Dober is a real talent in the striking department. The throws punch-kick combinations with sharp technique, and has a strong clinch game to go along with it. The problem Dober has had is staying on his feet long enough to showcase his Muay Thai skills. Escudero on the other hand is a scrappy fighter who is down to fight any where the fight goes. On the feet, Escudero throws rangy punches with some good power, but tends to leave himself exposed more often than not. Escudero has some good wrestling skills, and is relentless on the ground. Submissions are also on the table for both fighters; Dober instinctively went for the choke against Varner rather than ground and pound, and Escudero has 12 submissions to his name. I see this being a fun, back and forth contest. Dober should have a massive edge in speed and technique on the feet, but Escudero’s power can change that in a second. Escudero also has the possibility for takedowns. Dober’s takedown defense has improved drastically, but they’re still there. All in all, I see this being a very close fight. Dober got the short end of the stick in his last fight, so I think he’ll get the nod here against Escudero.

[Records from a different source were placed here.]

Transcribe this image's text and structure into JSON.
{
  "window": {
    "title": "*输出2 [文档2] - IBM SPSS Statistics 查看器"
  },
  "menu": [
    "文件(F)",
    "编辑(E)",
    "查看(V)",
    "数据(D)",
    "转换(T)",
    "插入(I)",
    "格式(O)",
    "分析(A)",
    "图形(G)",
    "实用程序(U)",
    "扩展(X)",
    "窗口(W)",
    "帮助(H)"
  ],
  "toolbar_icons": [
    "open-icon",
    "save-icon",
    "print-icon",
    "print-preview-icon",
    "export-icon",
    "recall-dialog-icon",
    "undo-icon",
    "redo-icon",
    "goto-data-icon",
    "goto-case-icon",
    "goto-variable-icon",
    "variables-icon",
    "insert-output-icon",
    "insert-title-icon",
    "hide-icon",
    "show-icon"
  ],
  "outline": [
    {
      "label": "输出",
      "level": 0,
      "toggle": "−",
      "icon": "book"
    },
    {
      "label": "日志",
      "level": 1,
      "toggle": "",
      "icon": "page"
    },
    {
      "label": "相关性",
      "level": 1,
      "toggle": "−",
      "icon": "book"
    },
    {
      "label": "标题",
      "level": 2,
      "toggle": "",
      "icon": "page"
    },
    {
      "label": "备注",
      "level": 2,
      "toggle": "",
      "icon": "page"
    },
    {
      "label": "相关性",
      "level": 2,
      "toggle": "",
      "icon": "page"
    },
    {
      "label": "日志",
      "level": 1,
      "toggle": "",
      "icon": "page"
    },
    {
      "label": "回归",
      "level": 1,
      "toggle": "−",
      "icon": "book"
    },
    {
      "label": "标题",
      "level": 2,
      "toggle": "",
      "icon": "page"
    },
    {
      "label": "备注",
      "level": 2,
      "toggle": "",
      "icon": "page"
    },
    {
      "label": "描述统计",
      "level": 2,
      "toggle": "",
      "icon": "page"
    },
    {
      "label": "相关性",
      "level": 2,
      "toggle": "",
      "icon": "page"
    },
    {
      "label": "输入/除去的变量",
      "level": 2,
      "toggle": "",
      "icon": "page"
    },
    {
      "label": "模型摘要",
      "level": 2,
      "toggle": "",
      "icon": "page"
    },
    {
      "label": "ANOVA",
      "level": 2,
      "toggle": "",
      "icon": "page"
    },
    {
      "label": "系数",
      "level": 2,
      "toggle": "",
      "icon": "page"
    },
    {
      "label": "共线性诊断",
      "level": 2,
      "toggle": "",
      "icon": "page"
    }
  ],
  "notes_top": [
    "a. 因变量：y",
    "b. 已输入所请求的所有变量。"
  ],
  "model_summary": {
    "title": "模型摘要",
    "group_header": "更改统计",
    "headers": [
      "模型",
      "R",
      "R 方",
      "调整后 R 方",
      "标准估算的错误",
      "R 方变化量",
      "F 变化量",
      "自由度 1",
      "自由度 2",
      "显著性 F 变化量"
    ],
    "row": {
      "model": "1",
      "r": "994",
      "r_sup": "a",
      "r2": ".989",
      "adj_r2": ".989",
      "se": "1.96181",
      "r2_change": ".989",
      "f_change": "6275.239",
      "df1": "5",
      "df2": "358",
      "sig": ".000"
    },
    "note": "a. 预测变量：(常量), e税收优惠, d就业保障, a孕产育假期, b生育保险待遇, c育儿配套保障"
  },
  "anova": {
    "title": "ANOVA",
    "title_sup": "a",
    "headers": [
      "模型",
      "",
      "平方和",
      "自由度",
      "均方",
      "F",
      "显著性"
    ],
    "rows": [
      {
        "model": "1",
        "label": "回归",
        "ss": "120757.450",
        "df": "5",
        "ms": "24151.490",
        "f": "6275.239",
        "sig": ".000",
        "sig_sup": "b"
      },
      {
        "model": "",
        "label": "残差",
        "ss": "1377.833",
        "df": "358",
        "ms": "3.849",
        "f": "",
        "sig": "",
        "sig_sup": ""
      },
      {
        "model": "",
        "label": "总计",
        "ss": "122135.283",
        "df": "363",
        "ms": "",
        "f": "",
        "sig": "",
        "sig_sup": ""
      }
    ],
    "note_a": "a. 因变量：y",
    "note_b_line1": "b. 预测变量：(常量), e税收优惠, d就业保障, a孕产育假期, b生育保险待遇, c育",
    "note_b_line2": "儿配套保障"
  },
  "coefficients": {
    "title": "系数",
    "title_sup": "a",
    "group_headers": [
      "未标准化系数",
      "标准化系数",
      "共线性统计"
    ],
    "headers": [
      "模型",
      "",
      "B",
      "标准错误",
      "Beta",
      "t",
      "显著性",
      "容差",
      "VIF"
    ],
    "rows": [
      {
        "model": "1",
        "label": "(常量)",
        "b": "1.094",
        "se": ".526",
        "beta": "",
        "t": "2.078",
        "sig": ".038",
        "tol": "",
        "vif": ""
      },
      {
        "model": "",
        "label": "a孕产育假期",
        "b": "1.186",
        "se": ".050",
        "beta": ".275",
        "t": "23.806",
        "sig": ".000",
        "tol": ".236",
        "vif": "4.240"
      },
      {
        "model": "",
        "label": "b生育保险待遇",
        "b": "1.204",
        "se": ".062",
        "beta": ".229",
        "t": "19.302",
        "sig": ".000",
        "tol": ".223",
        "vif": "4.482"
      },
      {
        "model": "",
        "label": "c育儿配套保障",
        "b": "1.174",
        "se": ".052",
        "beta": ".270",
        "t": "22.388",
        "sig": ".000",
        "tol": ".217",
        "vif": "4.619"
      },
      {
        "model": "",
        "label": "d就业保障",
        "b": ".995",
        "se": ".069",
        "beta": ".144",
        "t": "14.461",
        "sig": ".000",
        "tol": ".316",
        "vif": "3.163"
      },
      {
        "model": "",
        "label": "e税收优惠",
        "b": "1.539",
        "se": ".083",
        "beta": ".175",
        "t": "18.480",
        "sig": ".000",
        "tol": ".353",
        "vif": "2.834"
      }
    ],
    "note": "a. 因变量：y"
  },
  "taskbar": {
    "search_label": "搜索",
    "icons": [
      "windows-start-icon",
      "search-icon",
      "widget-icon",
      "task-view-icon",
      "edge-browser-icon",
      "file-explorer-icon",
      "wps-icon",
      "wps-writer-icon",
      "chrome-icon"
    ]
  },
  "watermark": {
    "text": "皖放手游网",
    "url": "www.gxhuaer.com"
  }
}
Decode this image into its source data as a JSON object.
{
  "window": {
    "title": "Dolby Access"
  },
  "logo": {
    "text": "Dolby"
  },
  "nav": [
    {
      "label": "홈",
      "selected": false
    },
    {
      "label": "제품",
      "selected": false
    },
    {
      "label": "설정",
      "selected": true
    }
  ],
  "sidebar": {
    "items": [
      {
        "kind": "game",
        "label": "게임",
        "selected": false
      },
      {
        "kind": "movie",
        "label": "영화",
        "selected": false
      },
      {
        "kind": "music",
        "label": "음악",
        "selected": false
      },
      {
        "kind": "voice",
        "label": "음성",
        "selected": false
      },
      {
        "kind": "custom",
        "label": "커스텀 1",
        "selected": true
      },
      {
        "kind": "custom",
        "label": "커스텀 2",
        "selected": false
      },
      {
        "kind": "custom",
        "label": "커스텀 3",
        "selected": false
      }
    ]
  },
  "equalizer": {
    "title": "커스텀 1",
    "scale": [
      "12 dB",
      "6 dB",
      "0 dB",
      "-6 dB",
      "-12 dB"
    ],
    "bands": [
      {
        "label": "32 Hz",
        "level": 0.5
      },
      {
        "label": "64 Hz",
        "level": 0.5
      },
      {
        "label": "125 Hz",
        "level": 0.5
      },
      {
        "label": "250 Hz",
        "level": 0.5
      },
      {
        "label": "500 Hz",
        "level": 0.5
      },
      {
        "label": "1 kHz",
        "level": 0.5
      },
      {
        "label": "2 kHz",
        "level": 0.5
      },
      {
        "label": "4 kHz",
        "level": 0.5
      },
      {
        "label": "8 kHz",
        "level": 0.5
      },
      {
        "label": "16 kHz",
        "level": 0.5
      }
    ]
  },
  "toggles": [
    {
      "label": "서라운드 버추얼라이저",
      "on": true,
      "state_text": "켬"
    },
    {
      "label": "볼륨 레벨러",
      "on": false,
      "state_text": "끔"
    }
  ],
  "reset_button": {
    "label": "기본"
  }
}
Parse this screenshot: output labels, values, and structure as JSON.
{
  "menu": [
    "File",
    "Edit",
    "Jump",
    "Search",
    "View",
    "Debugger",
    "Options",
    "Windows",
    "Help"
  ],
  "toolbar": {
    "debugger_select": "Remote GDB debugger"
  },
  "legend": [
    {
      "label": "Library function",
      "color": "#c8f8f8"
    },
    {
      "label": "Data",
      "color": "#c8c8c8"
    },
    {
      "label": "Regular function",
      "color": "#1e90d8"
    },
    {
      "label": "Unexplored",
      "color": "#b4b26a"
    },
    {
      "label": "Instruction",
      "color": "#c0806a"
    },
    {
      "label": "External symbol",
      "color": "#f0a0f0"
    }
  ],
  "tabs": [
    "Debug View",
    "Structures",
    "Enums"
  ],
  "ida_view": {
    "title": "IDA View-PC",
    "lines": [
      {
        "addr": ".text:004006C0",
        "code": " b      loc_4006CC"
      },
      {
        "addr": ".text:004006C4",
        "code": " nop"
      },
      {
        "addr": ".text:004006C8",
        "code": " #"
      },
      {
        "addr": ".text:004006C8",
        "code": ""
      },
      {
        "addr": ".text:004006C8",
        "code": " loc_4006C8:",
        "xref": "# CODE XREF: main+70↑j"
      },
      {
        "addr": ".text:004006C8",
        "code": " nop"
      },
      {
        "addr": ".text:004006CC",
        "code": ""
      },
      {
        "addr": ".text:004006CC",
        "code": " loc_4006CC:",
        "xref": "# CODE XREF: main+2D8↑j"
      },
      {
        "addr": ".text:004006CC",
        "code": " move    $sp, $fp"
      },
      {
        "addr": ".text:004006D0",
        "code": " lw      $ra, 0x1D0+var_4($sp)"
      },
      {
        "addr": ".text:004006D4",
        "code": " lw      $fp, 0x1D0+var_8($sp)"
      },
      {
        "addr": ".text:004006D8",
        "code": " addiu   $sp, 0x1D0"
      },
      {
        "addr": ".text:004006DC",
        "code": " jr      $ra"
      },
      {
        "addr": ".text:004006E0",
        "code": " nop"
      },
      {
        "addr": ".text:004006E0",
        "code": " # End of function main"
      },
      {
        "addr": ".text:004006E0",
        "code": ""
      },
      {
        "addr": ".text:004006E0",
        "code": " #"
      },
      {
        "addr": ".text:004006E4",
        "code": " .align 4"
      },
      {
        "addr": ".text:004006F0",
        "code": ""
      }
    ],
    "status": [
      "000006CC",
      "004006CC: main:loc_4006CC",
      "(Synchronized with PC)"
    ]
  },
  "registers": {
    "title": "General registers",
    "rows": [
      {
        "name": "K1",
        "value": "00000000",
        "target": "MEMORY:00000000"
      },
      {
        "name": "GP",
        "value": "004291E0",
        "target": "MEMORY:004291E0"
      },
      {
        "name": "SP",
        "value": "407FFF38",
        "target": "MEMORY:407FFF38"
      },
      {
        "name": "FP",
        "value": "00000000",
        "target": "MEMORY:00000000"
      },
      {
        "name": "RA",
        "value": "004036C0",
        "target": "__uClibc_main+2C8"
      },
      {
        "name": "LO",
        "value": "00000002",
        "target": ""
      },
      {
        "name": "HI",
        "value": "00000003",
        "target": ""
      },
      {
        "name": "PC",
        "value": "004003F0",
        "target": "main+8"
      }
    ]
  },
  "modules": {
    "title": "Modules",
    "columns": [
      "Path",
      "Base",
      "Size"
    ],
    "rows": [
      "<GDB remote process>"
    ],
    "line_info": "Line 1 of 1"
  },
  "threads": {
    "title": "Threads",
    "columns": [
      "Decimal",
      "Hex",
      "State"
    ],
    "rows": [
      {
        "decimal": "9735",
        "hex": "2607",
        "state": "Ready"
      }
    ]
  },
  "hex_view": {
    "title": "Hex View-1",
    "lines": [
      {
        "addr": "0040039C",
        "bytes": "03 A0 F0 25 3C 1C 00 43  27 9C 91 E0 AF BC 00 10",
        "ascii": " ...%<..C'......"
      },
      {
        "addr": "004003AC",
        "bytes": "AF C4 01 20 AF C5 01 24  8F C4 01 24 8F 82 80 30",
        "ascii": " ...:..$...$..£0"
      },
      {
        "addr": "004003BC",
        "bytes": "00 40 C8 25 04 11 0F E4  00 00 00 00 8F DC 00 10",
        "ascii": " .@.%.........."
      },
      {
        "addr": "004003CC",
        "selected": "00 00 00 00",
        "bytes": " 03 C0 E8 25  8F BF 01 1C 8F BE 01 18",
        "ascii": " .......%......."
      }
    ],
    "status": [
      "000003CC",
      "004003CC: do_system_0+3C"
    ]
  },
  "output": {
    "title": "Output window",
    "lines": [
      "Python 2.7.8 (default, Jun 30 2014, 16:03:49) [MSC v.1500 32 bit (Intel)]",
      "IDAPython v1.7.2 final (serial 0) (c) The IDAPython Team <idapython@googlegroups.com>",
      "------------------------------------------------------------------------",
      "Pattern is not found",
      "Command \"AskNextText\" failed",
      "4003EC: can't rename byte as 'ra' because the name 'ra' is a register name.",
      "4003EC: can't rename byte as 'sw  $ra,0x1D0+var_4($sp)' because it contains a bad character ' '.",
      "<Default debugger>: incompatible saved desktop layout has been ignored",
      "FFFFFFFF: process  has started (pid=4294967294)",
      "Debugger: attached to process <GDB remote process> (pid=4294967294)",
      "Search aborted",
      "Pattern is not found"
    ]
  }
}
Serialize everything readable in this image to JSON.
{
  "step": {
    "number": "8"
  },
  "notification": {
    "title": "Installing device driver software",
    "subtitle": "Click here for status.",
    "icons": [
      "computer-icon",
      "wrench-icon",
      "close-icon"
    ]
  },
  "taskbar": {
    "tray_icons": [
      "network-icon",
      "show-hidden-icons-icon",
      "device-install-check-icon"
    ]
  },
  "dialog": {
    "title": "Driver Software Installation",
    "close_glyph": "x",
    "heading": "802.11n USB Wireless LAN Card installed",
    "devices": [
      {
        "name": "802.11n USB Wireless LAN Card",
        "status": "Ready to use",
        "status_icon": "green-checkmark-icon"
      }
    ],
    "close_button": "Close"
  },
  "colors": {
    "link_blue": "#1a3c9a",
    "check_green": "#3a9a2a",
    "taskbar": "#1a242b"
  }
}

Henry Cejudo vs. Chico Camus
UFC 188’s premiere prelims scrap features two surging flyweights in pair. Henry Cejudo, an Olympic gold medalist, entered the UFC with a bit of hype behind him due to his credentials, but his performances have exceeded expectation. In addition, the Arizonian sports a charismatic personality, and a well-rounded skill set that seems tailor made to dominate the division. Across the cage is a very underrated test however in Chico Camus. The “King” is coming off a career-making victory against Brad Pickett where Camus showcased a newly developed striking game to out-point and out-slick the Brit. Camus is a Roufusport prodigy, so one can expect him to be fully prepared for this important flyweight bout.
Cejudo, despite being one of the best wrestlers in the game today, has equally as dangerous striking. Punching combinations come natural to him as he throws tight, short punches with technically solid mechanics. Cejudo also throws kicks without any caution because of his confidence in his wrestling; allowing him to load up on leg and body kicks to no avail. Cejudo’s wrestling is absolutely stellar, although he hasn’t really had to use it much. He sports explosive entries, but favors slams and trips in the clinch as well. From top position, he is an immovable boulder. While I would like to see him a bit more aggressive with his ground and pound, Cejudo relies on short elbows and hammerfists as his main port of damage – enough to keep the fight where he wants it. It’ll be interesting to see how Cejudo’s bull-nosed approach pays off against Chico’s matador-like style. Chico is a movement-based striker who glides around the perimeter with his hands down, and relies on his speed and precise counter-striking to get him out of the way of danger, but also offer some back as well. While I think Chico could give Cejudo some problems on the feet due to a potential speed advantage, he doesn’t offer much off his back; which is where Cejudo will look to put him.
Even though Cejudo has the momentum and spotlight on him coming in, don’t surprised if this turns out to be a very close contest. Cejudo has great striking and takedowns, but Chico’s movement could give Henry lots of problems. Cejudo will have to cut the cage off in order to get close enough for a takedown because shooting from a distance will leave grasping nothing but air. I’m picking Cejudo to win a tight unanimous decision, but wouldn’t be surprised if it goes to a split – for either man. While Camus may keep out of trouble, moving backwards never looks as good as moving forwards on the scorecards.